プロデューサーの鈴木は、2023年6月2日に行われた「文藝春秋」編集長の新谷学との対談において、本作については宣伝を一切行わない方針を明らかにした。また、「金曜ロードショーとジブリ展」の開会セレモニーにて、鈴木は、「いろいろ考えているうちに一切宣伝がなかったら、皆さんどう思うんだろうと考えてみた。僕の考えですけど、これだけ情報があふれている時代、もしかしたら情報がないことがエンタテインメントになる。そんなふうに考えました。うまくいくかどうかわかりません。わからないけど、それを信じてやる、ということです」と語っている。

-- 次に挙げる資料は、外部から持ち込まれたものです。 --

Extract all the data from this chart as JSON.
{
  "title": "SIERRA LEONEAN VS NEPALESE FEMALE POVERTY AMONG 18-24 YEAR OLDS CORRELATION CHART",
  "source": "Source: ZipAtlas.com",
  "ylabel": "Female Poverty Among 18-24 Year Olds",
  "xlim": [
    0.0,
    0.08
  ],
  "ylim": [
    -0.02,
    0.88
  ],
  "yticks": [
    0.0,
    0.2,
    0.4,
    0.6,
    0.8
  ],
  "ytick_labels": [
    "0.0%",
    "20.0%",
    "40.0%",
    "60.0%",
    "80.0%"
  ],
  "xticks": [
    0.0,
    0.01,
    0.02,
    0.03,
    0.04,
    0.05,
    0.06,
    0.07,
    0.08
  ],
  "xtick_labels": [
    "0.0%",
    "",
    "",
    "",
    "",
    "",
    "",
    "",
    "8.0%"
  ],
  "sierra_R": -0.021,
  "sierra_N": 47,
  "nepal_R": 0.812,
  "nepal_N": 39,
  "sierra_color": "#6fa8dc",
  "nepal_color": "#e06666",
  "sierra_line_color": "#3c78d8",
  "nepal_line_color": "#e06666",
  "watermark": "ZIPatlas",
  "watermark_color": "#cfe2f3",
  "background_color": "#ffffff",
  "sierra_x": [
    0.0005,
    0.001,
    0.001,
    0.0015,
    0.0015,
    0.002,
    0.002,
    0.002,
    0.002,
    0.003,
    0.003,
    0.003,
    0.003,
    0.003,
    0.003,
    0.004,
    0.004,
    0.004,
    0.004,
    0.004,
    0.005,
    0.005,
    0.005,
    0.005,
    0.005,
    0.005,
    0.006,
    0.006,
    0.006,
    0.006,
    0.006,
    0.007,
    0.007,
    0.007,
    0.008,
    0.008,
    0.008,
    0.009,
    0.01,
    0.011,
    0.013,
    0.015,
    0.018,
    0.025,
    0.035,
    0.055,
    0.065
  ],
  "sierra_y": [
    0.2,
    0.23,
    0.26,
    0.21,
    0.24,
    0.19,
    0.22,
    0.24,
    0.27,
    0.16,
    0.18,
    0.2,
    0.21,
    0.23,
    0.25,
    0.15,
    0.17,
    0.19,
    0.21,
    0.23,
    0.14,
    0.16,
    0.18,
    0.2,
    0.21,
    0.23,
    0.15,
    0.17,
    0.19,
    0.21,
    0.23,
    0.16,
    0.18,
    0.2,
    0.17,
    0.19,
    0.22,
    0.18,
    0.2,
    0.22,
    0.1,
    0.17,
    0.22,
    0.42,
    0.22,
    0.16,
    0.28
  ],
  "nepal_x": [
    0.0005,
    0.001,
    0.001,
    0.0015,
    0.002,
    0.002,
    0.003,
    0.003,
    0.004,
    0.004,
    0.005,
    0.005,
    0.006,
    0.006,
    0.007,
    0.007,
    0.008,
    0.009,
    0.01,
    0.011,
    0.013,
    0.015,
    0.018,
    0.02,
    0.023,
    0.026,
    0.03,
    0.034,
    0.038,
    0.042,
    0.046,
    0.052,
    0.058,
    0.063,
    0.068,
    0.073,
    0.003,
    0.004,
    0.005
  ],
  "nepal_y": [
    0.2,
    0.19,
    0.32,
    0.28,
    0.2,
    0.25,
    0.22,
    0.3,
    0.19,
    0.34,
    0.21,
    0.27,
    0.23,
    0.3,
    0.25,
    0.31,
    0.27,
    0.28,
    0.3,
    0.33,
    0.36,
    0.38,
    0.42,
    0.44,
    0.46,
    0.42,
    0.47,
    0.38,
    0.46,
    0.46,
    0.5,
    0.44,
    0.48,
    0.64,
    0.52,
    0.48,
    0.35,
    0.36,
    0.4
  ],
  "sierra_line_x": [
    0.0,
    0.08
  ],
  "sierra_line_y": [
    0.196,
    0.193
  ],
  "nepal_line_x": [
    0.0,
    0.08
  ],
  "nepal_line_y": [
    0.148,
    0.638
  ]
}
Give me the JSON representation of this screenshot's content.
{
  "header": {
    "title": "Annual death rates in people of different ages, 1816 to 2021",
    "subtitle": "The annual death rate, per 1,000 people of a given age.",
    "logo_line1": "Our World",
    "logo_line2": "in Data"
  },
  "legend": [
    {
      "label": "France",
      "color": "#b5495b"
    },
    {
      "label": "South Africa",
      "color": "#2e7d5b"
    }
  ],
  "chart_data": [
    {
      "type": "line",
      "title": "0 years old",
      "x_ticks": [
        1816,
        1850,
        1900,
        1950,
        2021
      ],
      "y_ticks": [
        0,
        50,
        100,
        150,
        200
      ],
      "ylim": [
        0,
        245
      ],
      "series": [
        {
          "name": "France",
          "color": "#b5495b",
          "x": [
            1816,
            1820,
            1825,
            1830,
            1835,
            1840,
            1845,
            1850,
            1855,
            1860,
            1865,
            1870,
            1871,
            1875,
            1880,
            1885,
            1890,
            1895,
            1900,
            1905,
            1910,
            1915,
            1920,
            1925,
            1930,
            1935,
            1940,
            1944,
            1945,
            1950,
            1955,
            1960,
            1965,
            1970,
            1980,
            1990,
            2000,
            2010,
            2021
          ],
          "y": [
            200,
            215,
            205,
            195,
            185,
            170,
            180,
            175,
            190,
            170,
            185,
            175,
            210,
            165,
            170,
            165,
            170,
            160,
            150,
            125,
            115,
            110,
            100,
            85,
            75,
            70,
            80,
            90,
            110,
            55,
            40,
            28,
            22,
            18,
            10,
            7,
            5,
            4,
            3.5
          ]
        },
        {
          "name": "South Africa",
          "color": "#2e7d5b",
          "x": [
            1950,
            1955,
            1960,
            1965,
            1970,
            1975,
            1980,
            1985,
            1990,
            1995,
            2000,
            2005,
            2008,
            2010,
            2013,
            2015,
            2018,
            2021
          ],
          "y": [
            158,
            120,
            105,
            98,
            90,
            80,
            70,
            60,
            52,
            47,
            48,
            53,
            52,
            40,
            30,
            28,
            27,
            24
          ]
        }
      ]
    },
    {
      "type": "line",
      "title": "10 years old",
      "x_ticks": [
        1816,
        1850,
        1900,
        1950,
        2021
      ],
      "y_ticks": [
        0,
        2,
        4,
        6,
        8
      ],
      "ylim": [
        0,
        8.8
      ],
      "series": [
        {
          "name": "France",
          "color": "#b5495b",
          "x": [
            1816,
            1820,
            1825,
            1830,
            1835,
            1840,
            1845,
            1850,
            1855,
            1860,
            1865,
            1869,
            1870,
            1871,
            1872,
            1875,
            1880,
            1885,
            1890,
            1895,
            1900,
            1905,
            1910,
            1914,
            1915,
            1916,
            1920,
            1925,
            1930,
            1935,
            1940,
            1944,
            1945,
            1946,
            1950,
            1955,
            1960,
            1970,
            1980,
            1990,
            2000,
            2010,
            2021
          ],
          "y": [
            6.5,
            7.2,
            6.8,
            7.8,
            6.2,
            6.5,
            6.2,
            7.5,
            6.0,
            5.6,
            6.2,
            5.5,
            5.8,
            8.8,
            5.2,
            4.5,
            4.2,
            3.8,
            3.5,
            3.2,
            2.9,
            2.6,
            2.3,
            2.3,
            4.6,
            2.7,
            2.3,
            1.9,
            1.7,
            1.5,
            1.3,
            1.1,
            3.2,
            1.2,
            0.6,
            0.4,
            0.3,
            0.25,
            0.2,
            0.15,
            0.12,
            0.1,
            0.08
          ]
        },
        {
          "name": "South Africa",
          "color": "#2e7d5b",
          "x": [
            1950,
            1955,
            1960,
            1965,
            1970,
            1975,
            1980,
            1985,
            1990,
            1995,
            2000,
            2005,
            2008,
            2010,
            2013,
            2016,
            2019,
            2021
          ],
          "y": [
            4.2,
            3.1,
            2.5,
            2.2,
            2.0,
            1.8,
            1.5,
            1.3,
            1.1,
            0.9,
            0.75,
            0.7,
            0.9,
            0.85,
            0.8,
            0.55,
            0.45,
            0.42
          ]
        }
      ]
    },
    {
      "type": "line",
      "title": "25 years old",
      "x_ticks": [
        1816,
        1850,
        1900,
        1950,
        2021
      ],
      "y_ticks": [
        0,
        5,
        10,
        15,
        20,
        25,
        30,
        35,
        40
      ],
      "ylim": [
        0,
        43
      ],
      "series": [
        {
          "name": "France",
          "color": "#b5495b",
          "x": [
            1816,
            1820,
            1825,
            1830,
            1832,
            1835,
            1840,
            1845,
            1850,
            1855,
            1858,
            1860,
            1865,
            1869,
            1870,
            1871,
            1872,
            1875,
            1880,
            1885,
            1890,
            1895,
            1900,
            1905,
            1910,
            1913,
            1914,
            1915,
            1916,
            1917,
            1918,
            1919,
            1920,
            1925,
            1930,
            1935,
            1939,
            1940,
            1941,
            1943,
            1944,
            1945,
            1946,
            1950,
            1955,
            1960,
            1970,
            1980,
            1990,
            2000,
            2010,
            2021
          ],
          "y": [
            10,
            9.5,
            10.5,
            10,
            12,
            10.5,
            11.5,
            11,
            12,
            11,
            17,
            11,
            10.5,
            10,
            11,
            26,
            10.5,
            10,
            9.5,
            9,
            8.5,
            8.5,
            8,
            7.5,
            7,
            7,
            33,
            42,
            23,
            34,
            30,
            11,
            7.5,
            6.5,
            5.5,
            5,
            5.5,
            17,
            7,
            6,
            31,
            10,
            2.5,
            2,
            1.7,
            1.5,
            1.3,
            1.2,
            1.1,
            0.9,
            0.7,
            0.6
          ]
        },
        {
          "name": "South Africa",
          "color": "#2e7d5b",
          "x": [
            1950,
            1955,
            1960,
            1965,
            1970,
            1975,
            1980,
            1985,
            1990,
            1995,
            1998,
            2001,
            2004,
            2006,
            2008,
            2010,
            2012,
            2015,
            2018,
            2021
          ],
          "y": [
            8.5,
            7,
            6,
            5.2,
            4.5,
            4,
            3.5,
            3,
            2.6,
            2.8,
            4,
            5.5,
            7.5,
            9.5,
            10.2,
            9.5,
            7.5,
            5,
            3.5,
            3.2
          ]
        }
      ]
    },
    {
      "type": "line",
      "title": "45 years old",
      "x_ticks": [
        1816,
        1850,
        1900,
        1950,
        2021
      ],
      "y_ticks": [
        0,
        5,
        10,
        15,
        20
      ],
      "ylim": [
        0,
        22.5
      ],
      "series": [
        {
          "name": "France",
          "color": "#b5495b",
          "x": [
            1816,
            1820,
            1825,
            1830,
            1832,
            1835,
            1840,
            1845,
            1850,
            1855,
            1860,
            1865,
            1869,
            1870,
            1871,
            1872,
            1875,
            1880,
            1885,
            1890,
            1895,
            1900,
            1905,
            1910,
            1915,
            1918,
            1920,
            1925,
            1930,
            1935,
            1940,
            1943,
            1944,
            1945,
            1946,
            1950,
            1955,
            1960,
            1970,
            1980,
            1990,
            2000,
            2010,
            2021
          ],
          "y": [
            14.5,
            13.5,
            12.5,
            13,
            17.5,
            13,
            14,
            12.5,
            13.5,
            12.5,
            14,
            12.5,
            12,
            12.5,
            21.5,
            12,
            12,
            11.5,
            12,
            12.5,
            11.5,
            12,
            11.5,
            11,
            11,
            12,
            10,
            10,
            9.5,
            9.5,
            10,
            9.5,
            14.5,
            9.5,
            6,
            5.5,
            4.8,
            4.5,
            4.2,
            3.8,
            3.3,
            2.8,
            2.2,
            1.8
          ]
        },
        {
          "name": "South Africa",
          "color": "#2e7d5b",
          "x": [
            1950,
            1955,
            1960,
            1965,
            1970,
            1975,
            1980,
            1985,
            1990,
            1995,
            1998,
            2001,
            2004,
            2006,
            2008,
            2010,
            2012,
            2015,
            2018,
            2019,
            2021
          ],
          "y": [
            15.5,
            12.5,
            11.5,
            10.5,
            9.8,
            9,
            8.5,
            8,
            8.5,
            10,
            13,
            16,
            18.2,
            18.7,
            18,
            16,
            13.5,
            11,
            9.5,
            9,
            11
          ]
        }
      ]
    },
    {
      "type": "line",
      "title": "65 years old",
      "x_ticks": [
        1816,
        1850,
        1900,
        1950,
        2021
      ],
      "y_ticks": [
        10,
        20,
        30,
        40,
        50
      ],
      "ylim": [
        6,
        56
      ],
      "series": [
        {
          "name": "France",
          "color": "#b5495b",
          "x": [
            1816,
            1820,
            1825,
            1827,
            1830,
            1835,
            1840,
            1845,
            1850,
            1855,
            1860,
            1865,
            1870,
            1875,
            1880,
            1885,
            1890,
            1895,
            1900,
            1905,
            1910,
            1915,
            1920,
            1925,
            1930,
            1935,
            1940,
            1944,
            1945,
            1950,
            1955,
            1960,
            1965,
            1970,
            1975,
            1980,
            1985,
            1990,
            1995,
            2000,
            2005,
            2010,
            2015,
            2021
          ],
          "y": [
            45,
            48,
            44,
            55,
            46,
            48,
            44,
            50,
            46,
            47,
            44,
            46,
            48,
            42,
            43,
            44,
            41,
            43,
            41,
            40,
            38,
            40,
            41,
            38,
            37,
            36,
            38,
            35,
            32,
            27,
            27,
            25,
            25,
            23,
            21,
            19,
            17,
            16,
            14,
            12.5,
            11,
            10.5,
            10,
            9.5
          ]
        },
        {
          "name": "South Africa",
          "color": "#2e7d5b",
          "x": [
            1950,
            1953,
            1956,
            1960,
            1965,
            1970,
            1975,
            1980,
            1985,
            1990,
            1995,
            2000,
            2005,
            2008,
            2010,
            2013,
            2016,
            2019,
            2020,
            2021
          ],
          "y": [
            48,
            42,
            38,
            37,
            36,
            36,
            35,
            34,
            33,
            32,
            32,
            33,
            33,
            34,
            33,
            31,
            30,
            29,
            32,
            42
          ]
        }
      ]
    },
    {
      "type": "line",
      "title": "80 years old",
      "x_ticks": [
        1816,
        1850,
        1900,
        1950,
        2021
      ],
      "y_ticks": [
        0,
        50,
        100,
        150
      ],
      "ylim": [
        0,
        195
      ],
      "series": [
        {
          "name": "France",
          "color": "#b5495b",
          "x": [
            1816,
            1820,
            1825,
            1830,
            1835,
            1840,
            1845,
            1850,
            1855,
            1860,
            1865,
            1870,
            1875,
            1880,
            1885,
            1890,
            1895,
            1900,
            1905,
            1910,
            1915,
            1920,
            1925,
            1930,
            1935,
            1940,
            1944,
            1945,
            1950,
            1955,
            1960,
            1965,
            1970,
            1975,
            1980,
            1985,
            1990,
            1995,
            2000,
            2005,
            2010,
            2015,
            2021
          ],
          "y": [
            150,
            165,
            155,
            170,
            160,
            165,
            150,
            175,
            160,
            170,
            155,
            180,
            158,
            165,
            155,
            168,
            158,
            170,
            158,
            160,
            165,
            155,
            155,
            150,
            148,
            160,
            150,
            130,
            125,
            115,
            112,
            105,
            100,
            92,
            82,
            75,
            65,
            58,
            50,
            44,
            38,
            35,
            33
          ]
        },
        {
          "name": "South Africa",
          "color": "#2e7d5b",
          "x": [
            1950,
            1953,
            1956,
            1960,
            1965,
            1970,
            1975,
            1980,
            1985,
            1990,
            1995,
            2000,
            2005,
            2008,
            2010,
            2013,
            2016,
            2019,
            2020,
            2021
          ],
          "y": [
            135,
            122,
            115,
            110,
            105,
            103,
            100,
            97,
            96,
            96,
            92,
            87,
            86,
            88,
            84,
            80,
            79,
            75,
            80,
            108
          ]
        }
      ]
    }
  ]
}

2022年12月13日に公開予定日とポスタービジュアルが発表されたが、以降予告編の公開やCM、新聞広告、公式サイトの開設といったプロモーション活動は全く行われておらず、出演者や主要なスタッフについても公開日までほとんどが非公開となっており、2023年2月下旬に行われた初号試写でも、厳重な箝口令が敷かれた。公開日となる2023年7月14日に出演者が解禁となり、米津玄師が主題歌を担当したことが判明した。また、パンフレットは公開日に販売されず、劇場では「パンフレットは後日発売」との旨の告知が掲示された。